Te admiro también por tu lucha por la vida. En una sociedad donde la vida parece carecer de todo valor. Donde se aborta, se asesina, se viola, se mata, se lucha en guerras, se toman drogas mortales, se cometen actos terroristas, se trafica con la vida humana, o donde la gente se suicida; tiene mucho valor que alguien como tú, que tenía una calidad de vida paupérrima, se aferrara a ella con tanto ahínco. 

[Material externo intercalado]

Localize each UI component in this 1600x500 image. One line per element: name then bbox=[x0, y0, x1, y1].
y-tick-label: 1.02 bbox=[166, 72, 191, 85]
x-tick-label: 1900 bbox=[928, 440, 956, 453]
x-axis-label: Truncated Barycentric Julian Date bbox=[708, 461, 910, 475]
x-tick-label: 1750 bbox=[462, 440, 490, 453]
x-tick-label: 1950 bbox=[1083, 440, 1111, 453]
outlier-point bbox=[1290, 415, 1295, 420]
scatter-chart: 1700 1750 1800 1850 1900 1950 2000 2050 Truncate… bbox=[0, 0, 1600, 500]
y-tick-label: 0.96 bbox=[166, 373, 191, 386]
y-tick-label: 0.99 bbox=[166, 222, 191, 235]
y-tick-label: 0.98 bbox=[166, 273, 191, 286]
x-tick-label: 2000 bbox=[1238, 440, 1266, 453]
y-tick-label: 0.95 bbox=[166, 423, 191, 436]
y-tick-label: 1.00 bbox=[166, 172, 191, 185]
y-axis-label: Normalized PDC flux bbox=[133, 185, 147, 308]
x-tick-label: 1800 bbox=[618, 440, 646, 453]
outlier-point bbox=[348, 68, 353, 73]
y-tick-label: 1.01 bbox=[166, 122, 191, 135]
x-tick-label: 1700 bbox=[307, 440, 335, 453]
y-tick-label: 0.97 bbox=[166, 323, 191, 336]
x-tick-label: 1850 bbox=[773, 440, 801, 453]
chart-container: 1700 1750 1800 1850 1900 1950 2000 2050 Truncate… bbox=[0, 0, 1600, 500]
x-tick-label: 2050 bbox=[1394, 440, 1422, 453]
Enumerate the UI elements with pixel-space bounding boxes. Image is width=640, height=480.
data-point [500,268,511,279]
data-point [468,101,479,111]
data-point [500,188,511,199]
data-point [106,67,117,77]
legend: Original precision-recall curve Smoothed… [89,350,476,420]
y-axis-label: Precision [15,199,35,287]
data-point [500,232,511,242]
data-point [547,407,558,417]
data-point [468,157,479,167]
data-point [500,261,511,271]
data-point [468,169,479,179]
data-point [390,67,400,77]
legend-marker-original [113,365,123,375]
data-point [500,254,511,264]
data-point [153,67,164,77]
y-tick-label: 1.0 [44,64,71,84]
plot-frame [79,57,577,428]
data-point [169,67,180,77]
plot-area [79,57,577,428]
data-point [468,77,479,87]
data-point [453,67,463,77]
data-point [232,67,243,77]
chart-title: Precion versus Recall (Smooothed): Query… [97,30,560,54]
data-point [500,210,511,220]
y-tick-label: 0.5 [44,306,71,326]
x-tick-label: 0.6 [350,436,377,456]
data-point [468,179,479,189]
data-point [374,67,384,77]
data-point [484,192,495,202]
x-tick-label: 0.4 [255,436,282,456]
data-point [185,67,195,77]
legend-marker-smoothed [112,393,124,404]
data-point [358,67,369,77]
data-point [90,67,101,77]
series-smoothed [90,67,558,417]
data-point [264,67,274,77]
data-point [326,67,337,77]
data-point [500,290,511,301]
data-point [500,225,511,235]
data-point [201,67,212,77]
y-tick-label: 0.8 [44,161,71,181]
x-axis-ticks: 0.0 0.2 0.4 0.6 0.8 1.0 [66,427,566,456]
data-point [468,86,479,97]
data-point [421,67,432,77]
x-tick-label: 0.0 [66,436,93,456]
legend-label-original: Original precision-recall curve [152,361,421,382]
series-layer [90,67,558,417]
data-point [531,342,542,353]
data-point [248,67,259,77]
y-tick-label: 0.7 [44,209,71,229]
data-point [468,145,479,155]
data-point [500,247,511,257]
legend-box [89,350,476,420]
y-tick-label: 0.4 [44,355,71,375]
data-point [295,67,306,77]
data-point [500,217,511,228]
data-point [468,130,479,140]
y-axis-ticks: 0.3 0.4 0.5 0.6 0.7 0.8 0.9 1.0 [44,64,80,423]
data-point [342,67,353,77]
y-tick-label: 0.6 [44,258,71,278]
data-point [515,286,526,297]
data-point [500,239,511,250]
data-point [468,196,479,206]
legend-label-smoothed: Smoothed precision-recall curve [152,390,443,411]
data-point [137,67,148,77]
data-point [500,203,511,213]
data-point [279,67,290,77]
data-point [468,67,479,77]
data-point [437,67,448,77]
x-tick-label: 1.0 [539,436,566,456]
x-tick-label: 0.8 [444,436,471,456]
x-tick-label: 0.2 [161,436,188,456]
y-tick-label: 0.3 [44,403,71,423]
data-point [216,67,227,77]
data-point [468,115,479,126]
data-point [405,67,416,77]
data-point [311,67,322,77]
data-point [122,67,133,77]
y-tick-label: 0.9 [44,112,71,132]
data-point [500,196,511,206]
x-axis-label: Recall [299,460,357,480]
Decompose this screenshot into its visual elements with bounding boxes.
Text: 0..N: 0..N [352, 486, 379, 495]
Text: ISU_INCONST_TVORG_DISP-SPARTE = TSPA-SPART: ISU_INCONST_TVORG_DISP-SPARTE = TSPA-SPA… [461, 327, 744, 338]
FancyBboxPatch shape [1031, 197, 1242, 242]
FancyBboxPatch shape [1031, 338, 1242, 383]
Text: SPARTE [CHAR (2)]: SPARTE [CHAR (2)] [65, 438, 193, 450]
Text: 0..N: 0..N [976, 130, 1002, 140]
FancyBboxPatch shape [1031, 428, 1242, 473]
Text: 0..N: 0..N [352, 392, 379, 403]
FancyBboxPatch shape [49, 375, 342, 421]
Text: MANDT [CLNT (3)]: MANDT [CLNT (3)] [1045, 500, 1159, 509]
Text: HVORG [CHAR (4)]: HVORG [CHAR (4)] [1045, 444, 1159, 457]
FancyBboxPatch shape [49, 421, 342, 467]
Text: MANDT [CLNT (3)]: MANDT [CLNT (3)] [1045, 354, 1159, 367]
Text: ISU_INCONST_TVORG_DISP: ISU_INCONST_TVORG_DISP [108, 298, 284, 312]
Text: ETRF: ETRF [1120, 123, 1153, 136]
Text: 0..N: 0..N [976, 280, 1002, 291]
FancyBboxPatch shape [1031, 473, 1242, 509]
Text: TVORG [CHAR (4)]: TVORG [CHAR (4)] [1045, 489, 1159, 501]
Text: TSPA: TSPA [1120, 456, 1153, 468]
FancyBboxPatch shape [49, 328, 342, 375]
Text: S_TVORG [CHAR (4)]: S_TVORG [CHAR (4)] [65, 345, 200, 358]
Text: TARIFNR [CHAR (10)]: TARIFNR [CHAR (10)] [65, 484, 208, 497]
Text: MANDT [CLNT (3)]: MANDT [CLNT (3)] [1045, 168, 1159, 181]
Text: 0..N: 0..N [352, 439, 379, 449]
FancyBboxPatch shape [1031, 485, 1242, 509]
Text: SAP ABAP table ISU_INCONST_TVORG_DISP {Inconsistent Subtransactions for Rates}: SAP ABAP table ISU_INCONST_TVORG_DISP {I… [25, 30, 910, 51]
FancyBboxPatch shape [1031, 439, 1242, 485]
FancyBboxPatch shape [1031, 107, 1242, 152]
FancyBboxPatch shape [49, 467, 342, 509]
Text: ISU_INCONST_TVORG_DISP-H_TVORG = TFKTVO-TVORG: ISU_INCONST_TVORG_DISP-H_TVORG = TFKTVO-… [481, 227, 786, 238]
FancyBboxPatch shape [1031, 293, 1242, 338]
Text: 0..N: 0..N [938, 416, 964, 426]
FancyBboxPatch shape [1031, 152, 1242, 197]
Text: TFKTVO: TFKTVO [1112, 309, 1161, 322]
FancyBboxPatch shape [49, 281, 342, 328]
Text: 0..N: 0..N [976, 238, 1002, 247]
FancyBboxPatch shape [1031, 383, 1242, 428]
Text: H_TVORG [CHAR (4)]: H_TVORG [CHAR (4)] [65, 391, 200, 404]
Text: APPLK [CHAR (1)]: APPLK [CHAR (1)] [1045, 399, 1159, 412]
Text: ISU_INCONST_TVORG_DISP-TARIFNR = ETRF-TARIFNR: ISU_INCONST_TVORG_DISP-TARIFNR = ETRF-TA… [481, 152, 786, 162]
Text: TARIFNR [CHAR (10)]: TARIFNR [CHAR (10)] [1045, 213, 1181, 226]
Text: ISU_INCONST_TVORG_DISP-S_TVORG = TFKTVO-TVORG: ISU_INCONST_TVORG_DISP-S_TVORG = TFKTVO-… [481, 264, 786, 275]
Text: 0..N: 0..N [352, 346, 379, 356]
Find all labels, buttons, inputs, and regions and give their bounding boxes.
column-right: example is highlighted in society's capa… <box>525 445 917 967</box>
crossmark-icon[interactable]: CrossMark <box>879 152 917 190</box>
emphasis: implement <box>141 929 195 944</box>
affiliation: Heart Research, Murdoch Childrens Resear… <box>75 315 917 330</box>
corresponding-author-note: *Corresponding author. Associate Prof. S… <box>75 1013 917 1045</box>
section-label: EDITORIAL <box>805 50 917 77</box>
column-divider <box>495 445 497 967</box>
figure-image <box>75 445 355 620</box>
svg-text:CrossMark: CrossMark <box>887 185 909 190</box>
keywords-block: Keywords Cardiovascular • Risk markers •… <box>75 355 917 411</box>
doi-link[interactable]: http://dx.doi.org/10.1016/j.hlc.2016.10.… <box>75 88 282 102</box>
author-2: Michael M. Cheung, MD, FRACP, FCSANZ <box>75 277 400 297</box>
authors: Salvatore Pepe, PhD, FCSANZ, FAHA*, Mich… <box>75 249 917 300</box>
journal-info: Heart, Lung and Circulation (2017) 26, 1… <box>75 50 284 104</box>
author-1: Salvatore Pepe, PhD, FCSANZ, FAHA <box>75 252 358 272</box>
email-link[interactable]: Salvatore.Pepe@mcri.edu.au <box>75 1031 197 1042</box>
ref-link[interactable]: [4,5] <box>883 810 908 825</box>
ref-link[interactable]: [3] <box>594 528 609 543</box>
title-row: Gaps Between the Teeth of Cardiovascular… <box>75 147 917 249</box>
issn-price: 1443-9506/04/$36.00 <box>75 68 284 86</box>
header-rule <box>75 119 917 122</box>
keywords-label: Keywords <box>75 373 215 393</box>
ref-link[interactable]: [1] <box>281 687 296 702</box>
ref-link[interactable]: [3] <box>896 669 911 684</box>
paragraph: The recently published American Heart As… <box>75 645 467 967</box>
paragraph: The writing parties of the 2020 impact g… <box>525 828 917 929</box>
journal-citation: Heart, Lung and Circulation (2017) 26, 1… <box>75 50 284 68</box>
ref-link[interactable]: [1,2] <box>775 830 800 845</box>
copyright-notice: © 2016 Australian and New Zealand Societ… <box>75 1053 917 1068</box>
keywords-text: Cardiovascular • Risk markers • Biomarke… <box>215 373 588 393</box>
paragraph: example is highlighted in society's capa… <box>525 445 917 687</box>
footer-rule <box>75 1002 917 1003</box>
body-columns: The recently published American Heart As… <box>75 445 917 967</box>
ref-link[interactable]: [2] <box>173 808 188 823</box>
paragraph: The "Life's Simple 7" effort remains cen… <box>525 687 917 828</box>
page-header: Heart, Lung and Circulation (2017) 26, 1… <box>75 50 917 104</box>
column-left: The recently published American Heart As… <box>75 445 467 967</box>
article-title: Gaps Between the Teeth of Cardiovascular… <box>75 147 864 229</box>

Dicen los medios que eras una mente brillante, pero de pocos amigos. Yo me pregunto qué humor para chácharas puede tener un ser humano en tus difíciles circunstancias físicas. ¿Tendrías, además, que estar alegre todo el día? ¿Tendrías que fingir que no era nada el dolor que sentías? ¿Tendrías que haber actuado como si no te hubiera gustado pasear cogido de la mano, correr, saltar, poder afeitarte, ducharte, nadar, esquiar, sentarte tranquilamente en un parque y volver la cabeza a observar a los niños jugar de acá para allá… y otros muchos movimientos que la mayoría hacemos de forma autómata, sin darle el valor que tienen, hasta que perdemos la capacidad de hacerlos? Yo puedo comprender que, teniendo una mente intelectualmente tan desarrollada como la tuya, tu parte emotiva y afectiva fuera frágil y quebradiza. Es imposible ser un ciento por cien en todo. Yo sé, por la experiencia que tuve con aquella tía de mi madre a la que cuidé que, cuando alguien depende para casi todo de otros, el humor se vuelve cada vez más agrio, y las relaciones con tus seres queridos, cada vez más difíciles. Aunque tu y mi tía teníais una mente completamente opuesta. Tu intelecto era brillante, el de ella, la pobre, que no pudo ir a la escuela, dependía también de mí para que yo le leyera. A ella le gustaba que yo lo hiciera porque le aliviaba el sufrimiento de estar atada a su silla de ruedas, y con mi lectura, ella dejaba volar su imaginación por mundos desconocidos. Así entiendo el placer que tú siempre debiste sentir por la lectura, por llevar tu mente más allá de nuestro mundo conocido, de aceptar teorías futuristas sobre el ser humano, de sentar bases para otro tipo de mundo.

Gracias por todo lo que has aportado al siglo XX, al XXI y los siglos venideros.